Mustafa Kemâl'in uydurma şecereleri ve hakîkî mensûbiyeti (119)
Bizzât “Mutlak Şef” tarafından “Allâh-ü Ekber!” demenin bile suç (“İrticâ”) îlân edildiği bir devirde, sahîh bir cenâze namazı kılınmış olması mümkün müdür?

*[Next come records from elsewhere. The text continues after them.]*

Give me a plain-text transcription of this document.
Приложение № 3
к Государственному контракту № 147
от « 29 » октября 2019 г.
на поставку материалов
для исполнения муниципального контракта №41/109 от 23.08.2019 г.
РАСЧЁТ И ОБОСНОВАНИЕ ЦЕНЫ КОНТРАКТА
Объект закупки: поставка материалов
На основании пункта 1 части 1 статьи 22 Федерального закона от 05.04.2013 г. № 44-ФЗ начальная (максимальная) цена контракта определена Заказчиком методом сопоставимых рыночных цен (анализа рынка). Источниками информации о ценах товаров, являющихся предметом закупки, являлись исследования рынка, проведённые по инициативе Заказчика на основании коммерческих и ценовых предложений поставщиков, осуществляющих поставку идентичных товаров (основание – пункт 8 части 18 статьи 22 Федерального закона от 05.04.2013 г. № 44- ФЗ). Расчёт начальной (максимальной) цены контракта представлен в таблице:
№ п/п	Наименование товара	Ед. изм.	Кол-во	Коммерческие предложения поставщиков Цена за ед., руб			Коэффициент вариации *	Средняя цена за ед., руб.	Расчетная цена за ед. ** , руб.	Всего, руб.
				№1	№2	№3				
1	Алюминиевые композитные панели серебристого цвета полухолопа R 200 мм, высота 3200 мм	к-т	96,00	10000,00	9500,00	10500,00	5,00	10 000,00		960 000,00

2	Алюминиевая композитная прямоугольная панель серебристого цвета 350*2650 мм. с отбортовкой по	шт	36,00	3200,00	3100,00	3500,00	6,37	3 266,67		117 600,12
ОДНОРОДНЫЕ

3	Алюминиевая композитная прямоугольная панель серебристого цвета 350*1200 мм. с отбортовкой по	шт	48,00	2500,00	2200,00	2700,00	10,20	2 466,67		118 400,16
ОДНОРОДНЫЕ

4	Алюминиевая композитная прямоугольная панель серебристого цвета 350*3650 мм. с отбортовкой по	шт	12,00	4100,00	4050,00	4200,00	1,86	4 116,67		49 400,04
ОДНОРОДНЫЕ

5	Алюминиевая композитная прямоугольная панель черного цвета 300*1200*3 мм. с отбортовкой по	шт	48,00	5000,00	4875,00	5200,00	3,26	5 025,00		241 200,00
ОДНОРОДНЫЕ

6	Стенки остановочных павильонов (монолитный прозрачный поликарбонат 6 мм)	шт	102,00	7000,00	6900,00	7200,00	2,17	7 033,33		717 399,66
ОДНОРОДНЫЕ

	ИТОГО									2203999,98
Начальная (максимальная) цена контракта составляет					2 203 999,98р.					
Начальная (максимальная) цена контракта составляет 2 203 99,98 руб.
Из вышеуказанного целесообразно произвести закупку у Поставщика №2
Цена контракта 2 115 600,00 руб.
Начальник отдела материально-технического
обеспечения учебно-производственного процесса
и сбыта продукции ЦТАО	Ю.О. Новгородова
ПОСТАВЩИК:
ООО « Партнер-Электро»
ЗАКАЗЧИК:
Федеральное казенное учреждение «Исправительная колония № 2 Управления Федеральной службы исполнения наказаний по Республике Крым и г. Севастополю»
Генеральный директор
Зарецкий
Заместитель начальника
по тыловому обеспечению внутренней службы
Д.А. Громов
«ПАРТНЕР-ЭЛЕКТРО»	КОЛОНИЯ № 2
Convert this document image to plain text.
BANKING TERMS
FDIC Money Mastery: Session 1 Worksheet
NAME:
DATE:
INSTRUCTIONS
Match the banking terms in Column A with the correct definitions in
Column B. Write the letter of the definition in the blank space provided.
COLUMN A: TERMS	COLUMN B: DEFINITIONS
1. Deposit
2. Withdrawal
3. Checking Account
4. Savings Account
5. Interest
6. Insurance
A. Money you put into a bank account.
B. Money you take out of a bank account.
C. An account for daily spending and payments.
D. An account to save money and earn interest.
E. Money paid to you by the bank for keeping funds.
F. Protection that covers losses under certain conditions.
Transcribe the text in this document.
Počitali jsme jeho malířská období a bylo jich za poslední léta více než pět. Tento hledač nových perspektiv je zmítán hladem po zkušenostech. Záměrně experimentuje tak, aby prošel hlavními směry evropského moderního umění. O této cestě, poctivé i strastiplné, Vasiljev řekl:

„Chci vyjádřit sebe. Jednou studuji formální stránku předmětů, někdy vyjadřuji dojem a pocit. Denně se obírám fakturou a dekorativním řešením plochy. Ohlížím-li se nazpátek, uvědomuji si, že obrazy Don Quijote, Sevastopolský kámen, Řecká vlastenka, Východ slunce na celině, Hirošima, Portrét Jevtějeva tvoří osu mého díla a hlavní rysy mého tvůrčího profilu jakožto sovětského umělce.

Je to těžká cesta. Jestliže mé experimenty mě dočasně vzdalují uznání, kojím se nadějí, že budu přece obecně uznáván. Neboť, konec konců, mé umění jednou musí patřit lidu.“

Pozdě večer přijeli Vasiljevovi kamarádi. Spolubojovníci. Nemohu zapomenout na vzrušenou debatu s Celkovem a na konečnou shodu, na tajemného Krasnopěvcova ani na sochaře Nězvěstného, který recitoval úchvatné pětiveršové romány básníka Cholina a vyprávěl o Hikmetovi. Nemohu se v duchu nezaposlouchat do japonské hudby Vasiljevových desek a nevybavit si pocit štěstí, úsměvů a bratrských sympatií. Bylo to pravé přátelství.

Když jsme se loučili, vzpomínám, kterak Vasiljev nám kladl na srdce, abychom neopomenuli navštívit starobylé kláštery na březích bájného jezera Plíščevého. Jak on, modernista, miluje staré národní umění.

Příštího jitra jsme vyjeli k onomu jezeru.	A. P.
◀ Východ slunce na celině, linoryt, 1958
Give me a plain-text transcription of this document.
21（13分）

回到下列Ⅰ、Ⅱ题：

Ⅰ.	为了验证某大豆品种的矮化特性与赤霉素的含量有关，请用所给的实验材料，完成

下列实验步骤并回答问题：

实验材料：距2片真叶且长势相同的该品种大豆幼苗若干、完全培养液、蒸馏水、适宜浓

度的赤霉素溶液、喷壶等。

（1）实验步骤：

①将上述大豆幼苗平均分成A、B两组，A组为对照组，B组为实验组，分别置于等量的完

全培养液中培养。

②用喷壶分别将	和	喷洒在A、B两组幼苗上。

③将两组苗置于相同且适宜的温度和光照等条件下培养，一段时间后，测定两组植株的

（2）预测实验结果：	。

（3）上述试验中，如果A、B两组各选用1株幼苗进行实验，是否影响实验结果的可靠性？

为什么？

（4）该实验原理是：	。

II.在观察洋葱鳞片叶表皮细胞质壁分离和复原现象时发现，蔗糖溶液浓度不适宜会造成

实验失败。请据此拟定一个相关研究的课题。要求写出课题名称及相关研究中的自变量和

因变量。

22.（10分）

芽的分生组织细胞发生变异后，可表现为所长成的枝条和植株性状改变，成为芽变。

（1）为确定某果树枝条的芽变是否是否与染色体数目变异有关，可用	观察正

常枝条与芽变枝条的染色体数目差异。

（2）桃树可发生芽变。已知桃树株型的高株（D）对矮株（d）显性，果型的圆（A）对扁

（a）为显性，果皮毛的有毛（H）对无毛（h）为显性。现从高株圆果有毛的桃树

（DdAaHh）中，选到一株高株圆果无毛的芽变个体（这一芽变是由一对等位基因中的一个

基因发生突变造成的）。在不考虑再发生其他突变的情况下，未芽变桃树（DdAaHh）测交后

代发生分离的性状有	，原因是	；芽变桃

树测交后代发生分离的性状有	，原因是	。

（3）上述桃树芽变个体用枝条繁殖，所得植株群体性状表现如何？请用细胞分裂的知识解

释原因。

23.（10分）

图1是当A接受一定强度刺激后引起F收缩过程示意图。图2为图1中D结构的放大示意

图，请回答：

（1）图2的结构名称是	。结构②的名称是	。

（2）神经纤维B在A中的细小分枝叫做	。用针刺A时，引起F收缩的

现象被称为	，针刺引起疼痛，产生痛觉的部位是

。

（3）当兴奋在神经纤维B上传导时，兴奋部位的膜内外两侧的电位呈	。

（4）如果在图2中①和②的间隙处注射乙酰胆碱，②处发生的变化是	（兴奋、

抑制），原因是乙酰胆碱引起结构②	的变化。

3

Böylece, islâmî teâmüle aykırı olarak mumyalandıktan sonra, müteveffâ, İslâma karşı hadsiz derecede husûmet beslediği için, namazı da kılınmamıştır. Resmî Cenâze Programı’nda böyle bir madde yoktur. Câmide cenâze namazının kılınmadığı kat’î bir vâkıadır. (Bir o kadar kat’î bir vâkıa da, kendisi için, 13 Ocak 1939 günü, Pâris’de, Berit Şalom Sefarad Havrası’nda resmî -yânî “Millî Şef” Hükûmeti temsîlcilerinin de iştirâkiyle- bir cenâze âyini yapıldığıdır… -Mustafa Kemâl’in Havradaki Resmî Cenâze Âyini; Yeni Söz, 4.8-1.10.2022, 58 tefrika-)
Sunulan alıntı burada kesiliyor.